A few weeks ago @socalitybarbie took the internet by storm posting the type of Instagram photos you see Instagrammers post. You know the stuff - people wrapped in blankets, overhead shots of Kinfolk magazine, people standing at the edge of the beach, drinking coffee, etc. A satire on the Instagram community that people are drawn to because... well... satire is really funny.
I actually know the guys at Socality and they are awesome! Doing great things and doing it the way that make sense to them. You can read their response to @socalitybarbie here.
Now here is what I see when I look at the Socality Barbie account. I see something/someone everyone secretly wants to be. Everyone wants hundreds of thousands of followers, people to like their photos, and fame in one way or another. If you hear someone talking on and on about how they don't care about followers it's probably because they actually do. People love feeling like they are loved. It's a desire deep down within our hearts. It's why we all want that special someone to fall in love and live happily ever after with! It's a real desire. And social media is often just a visual representation of that.
I am okay with the desire to want to be "famous"on Instagram. It doesn't bother me one bit. I get why people want to be famous on TV, in movies, etc. Fame brings things that look like a ton of fun. I have friends on Instagram who have literally traveled the world because they are famous on Instagram. That is so cool. And I would love that to be me.

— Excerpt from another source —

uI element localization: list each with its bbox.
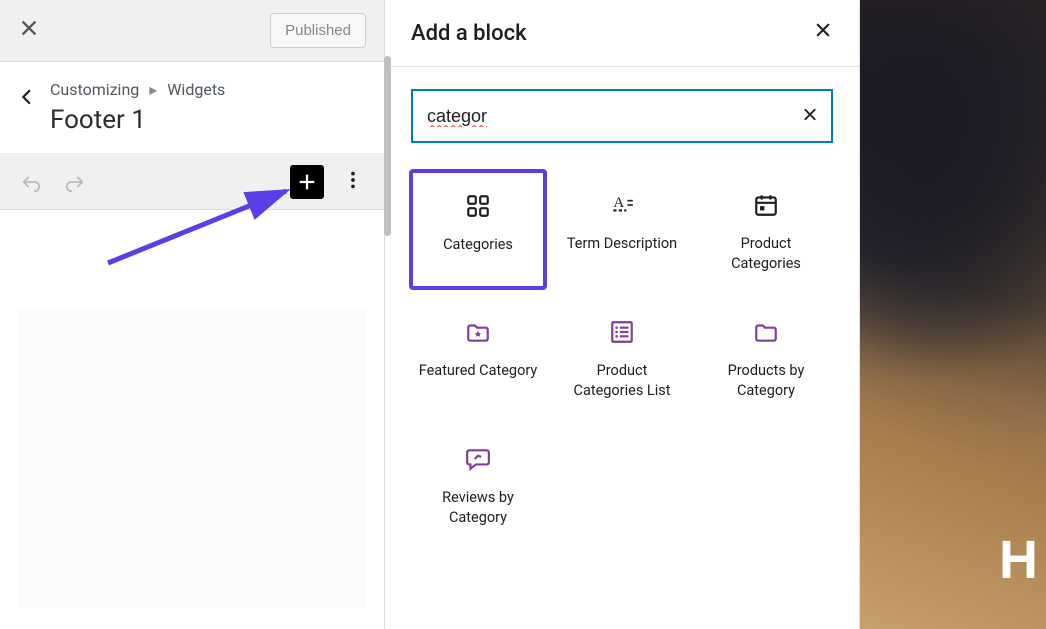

For a while on Instagram I posted photos of people wrapped in blankets, foggy nature-scenery and all the other hipster stuff you see. I thought if I was just like "socalitybarbie" I would become famous and be able to take Brooke on a trip that someone else paid for. I thought being like all those other Instagramers was the key to being famous, credible and praised. I ended up thinking about what I could post so often that I would get stressed out about every follower I lost or gained. Did it get enough likes? Did people comment? Well what about the other photo I posted? Why does that have more likes?! I got a new follower!!! I lost four followers...WHAT IS LIFE!?!? And on an on. Pretty nuts, right?
But I am guessing that I am not the only one that has had those thoughts before...
And this is the part of the story where an awesome wife just makes your life better. One time, Brooke looked at me and said, "Who cares? Just post what you want. People should like you for you, not for who you are trying to be." Instantly I started thinking, "But what if people don't like it? What if I lose followers? What if I don't get as many likes then? What if? What if? What if?"
We spend so much time wondering what other people will think of us, when most likely, they are just wondering what we think of them. Why do we do that? I believe, deep in my heart, that a great God loves me, and yet... I am concerned whether one person on their phone will click the unfollow button? What is wrong with me? Why would I would rather post some overhead photo of a cup of coffee over a picture of someone I love? Why wouldn't I use Instagram as an expression of everything that matters to me instead of everything that seems to matter to others?
All that to say, back in 2014, I challenged myself to take a photo of what t-shirt I wore every single day. I love t-shirts (click play on the video above to see some of them). They are totally and 100% something that I care about and enjoy. But here is a confession: At first I thought the t-shirt thing would turn into a really big deal and people would send me shirts for free. And maybe even pay me to wear them. It didn't turn out like that one bit, but it did turn into something more than I could have ever imagined.
It flourished into me using Instagram to highlight shirts I love, yes, but more importantly it turned into me being myself on social media. It turned into the method with which I told the day to day story of my life. I told people about how I was feeling, what I was doing, what God was teaching me, how much I loved Brooke, how much I hated taxes, where I loved to eat, what I loved to listen to, what I was reading, where I was that day, and that MY DAUGHTER WAS COMING!
Throughout the year I cared less and less about who was following me and what they were liking, and more and more about being myself, telling my story and sharing about the loves of my life. I wasn't trying to be anyone else out there and that came with a lot of freedom. Freedom from what will someone think and all the bull crap anxiety that brings. It was awesome and people actually really loved it.
Because people love authenticity.
Here is my challenge to you. If you are a @socalitybarbie, then I would challenge you to become a former one. I am challenging you to tell your story the way you want to tell it, not the way everyone else is making you think you should tell it. If your life legitimately looks like people wrapped in blankets on the edge of ocean waves and rocky cliffs, then that's great, but if it looks a lot more like photos of dogs, your kids, what you're cooking for your family, the motorcycle you're building, and your fanny pack collection... well, that's great too. In fact, I'd follow that.